Interactive Pattern Detection and Filtering

The goal of the interactive pattern detection and filtering is to select interesting and relevant patterns. Initially, the space–time matrix displays an overview of patterns in which matrix rows are ordered by a computational method alone (Figure 7). Patterns seen in this overview are not fully satisfying because all kinds of patterns—relevant/irrelevant, explicit/implicit—are put together in the matrix view. The mixture of patterns can distract human attention and hinder an analyst in identifying the most important patterns, as well as any hidden ones. Hence, we need to go through step 2 (Zoom and filter) to find the most interesting and relevant patterns. To support this process, we designed and implemented an interactive dendro-gram which is attached to the space–time matrix. The two components work together with the PCP to support human judgments about the novelty, relevance, and importance of patterns.
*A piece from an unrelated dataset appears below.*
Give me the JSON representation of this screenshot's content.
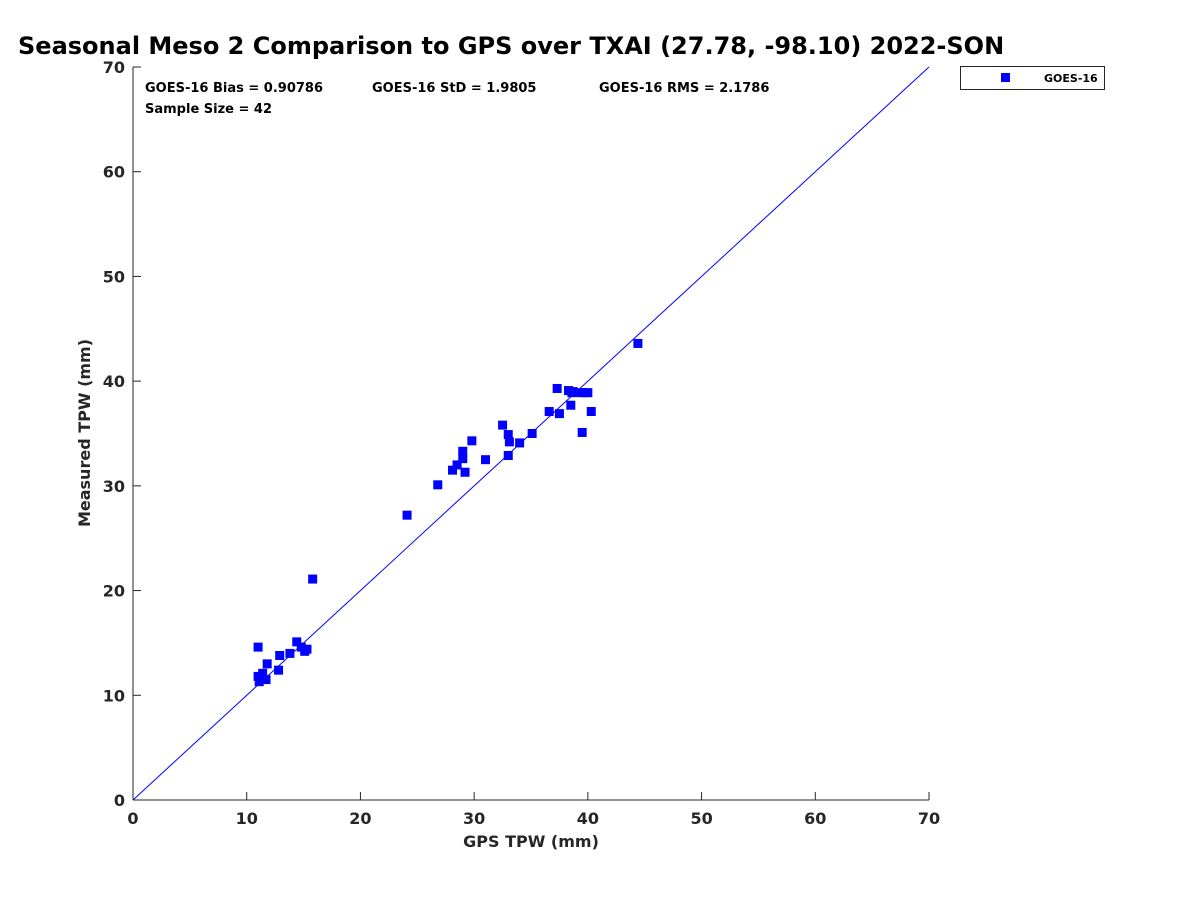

Analysts can gradually adjust the threshold value for the cluster similarity (by dragging the vertical bar on the dendrogram), and clusters with high similarity are highlighted. However, clusters with high similarity values do not necessarily mean relevant or potentially useful patterns. Analysts are often interested in patterns with some constant characteristics over time or with an abrupt change (as demonstrated in Figure 9); hence, an analyst must investigate the patterns in detail in the PCP and apply domain knowledge to determine which patterns are novel, relevant, and important. Rows that carry irrelevant, known, or unimportant patterns can be manually disabled (thus filtered out). The rows with interesting patterns can then be exported for later use. By “export” we mean copy the selected rows from the space–time matrix to the Pattern Basket (Figure 10, right) so that the patterns thought to be relevant can be saved for further analysis.

Figure 9.

Figure 9

The states in group A (Minnesota, Pennsylvania, Missouri, North Carolina) are identified by computational methods as being more similar to each other than states in group B (Rhode Island, Kansas). The group A states are “similar” in sharing the absence of an obvious pattern in industry composition; this kind of “similarity” is less interesting than many that are computationally less strong. In contrast, Rhode Island and Kansas carry a prominent pattern that is interesting.

Figure 10.

Figure 10

Interesting patterns are found in the space–time matrix (on the left) as sub-areas with relatively constant colors; they are investigated in the PCP. Novel, relevant, and important patterns are identified and exported to a Pattern Basket (on the right). Well known, irrelevant, and unimportant rows are filtered out.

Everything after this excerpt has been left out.